Oleh : Widhy Lutfiah Marha
Bulan November identik dengan bulan pahlawan. Soalnya setiap tanggal 10 November, bangsa Indonesia biasanya suka memperingati momen itu sebagai hari pahlawan. Pahlawan kemerdekaan pembela bangsa dan Negara. Bahkan khas negara nasionalis yang suka mengadakan upacara bendera, mengheningkan cipta bagi arwah para pahlawan juga menjadi menu wajib.
Terlepas dari lirik lagu mengheningkan cipta yang selalu dinyanyikan sebagai bentuk pemujaan terhadap para pahlawan secara berlebihan, pada faktanya jasa para pahlawan itu diabadikan cuma sebatas monumen dan museum.
Tidak itu saja, pahlawan juga banyak yang dibuatkan patungnya.
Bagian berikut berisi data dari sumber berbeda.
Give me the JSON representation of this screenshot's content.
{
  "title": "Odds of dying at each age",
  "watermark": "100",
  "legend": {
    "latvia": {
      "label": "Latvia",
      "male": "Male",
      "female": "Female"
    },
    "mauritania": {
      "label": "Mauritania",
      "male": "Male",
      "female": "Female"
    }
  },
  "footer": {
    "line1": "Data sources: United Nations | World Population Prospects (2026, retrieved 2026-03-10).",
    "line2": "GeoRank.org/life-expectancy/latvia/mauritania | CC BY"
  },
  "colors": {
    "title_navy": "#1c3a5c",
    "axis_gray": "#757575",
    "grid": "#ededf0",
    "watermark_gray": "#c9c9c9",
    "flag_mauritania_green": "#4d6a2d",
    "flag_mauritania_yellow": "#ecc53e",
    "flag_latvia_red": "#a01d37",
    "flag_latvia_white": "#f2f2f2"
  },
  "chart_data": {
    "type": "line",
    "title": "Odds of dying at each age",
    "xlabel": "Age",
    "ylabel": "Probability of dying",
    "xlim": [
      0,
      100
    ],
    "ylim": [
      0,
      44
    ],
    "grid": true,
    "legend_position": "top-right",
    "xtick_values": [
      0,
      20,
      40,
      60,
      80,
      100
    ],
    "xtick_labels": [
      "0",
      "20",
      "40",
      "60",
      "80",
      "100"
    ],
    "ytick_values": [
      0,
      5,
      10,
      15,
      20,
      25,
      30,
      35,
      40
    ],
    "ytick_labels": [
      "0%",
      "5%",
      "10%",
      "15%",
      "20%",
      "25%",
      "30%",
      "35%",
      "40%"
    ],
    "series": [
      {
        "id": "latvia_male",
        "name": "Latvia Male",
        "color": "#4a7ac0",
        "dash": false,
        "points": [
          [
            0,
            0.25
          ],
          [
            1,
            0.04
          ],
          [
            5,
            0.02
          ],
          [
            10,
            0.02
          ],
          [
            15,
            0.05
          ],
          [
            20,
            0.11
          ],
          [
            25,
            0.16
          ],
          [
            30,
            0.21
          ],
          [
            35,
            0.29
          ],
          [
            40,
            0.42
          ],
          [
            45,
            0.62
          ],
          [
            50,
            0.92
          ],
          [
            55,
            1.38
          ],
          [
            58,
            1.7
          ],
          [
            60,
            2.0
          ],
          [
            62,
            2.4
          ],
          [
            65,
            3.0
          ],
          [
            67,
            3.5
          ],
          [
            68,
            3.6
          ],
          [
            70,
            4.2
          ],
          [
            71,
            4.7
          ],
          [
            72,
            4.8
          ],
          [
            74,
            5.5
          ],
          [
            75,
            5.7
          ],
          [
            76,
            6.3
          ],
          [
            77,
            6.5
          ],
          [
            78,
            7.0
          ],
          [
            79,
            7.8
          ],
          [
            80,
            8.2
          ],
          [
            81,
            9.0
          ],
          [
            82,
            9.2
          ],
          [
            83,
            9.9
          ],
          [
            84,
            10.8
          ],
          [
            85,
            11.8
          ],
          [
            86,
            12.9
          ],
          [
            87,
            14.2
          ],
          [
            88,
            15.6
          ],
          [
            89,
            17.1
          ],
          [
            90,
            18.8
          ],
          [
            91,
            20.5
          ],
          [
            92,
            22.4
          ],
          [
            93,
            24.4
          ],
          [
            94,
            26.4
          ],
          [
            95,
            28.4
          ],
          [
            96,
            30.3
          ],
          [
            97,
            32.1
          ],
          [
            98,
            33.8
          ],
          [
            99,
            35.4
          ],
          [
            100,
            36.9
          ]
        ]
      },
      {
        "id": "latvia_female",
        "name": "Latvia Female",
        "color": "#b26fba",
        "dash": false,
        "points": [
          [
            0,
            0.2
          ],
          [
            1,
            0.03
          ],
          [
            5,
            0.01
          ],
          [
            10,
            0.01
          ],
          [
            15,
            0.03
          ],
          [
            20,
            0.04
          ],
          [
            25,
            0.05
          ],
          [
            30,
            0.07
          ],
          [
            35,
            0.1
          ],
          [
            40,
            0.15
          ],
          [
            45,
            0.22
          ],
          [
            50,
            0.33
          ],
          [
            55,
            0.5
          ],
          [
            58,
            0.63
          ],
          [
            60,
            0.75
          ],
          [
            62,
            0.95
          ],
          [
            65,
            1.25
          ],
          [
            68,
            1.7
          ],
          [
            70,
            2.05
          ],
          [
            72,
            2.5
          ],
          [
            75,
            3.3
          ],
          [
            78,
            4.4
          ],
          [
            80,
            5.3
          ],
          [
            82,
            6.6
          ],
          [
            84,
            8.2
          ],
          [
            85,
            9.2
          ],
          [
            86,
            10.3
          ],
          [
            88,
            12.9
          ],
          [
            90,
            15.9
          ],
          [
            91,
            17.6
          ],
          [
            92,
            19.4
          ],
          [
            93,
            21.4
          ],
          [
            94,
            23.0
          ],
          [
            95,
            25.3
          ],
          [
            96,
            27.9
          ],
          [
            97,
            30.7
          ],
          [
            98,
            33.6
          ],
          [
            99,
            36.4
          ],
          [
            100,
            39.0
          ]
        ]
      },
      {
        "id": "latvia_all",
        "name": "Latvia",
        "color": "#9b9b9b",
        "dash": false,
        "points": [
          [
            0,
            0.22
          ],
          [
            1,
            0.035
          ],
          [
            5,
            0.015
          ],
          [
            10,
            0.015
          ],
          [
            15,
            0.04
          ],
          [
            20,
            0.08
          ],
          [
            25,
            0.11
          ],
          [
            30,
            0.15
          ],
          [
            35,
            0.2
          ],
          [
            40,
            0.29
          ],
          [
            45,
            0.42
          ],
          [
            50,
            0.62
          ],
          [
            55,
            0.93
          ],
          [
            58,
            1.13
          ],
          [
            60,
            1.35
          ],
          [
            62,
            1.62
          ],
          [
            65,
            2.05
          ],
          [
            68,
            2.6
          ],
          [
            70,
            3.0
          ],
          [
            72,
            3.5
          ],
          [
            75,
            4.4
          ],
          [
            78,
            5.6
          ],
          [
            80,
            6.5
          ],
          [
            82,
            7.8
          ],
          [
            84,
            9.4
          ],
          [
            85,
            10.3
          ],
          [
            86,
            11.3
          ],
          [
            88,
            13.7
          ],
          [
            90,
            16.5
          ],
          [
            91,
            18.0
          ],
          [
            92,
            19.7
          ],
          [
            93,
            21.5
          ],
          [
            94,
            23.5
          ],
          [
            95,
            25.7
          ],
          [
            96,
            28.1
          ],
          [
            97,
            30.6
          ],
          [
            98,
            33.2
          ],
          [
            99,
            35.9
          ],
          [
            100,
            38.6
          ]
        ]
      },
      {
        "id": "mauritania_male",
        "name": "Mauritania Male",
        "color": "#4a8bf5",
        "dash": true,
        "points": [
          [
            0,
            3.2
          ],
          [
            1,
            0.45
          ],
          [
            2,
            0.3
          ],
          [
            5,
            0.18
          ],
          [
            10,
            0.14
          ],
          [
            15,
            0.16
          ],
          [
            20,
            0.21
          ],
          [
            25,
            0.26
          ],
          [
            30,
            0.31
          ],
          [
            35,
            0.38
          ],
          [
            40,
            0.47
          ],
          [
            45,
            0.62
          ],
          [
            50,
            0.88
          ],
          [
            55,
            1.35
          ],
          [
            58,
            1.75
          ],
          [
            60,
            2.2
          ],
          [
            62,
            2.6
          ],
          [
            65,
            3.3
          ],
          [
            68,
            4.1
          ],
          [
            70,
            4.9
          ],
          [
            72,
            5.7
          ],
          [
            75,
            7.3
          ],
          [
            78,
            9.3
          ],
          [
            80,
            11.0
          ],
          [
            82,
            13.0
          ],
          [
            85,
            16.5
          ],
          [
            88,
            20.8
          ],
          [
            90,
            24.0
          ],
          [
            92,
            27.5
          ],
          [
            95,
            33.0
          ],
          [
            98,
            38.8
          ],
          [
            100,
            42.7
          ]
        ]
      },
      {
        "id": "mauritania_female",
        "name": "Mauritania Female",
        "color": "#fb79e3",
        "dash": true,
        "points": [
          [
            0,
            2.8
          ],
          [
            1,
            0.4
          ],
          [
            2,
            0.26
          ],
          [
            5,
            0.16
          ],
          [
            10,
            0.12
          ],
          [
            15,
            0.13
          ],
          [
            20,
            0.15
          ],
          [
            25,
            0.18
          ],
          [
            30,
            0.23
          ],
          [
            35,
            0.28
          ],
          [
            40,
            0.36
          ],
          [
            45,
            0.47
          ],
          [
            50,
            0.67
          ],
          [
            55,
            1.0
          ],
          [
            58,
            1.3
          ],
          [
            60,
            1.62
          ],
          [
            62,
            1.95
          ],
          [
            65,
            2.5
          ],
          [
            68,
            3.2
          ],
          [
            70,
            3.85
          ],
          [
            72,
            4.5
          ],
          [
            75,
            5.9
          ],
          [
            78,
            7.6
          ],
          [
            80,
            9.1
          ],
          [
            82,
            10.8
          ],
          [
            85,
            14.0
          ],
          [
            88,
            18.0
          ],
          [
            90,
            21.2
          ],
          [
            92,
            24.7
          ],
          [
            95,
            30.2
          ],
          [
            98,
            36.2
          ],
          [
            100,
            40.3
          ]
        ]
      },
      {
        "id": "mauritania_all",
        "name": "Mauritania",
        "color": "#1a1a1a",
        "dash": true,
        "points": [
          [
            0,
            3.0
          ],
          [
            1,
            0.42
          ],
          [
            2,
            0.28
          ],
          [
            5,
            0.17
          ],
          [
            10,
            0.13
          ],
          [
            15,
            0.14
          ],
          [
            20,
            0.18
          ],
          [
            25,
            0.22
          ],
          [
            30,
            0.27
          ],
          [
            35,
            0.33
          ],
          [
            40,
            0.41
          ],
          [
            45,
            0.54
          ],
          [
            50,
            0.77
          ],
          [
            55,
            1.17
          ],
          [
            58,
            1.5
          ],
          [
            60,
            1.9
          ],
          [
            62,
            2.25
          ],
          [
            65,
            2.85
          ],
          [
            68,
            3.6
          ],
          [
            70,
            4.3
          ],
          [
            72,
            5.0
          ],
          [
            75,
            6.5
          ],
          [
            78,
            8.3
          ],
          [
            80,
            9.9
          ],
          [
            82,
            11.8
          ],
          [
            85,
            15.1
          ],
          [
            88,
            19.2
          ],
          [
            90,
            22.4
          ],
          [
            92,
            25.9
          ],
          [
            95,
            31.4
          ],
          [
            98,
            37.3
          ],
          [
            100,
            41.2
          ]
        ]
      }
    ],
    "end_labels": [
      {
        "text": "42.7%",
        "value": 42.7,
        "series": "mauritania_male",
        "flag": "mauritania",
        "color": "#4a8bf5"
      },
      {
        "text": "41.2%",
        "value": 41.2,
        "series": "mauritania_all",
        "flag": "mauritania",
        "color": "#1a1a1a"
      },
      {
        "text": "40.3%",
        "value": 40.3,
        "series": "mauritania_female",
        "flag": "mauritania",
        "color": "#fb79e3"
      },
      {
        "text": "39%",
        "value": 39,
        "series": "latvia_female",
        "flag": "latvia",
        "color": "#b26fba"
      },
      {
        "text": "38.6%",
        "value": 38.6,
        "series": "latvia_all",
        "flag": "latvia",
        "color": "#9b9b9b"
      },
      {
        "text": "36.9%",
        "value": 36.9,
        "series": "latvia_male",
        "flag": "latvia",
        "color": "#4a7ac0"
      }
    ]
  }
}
Bukannya menghormati dan menghargai, para pahlawan ini malah dipuja-puja berlebihan sehingga menghilangkan esensi makna kepahlawanan itu sendiri. Mereka toh tak pernah meminta untuk dipuja dan dipuji sedemikian rupa. Mereka hanya ingin agar perjuangan yang telah dilakukannya diteruskan dengan sebaik-baiknya.
Padahal, jasa mereka tidak diragukan dalam membela kebenaran. Ketika kebenaran dirongrong, maka para pahlawan tidak tinggal diam. Secara alamiah muncul ke permukaan, dengan gagah dan berani mempertahankan dan membela kebenaran dan nasib orang banyak apa pun risikonya. Jangankan waktu, tenaga, dan harta benda, bahkan nyawa, jika memang diperlukan, pun akan dikorbankan.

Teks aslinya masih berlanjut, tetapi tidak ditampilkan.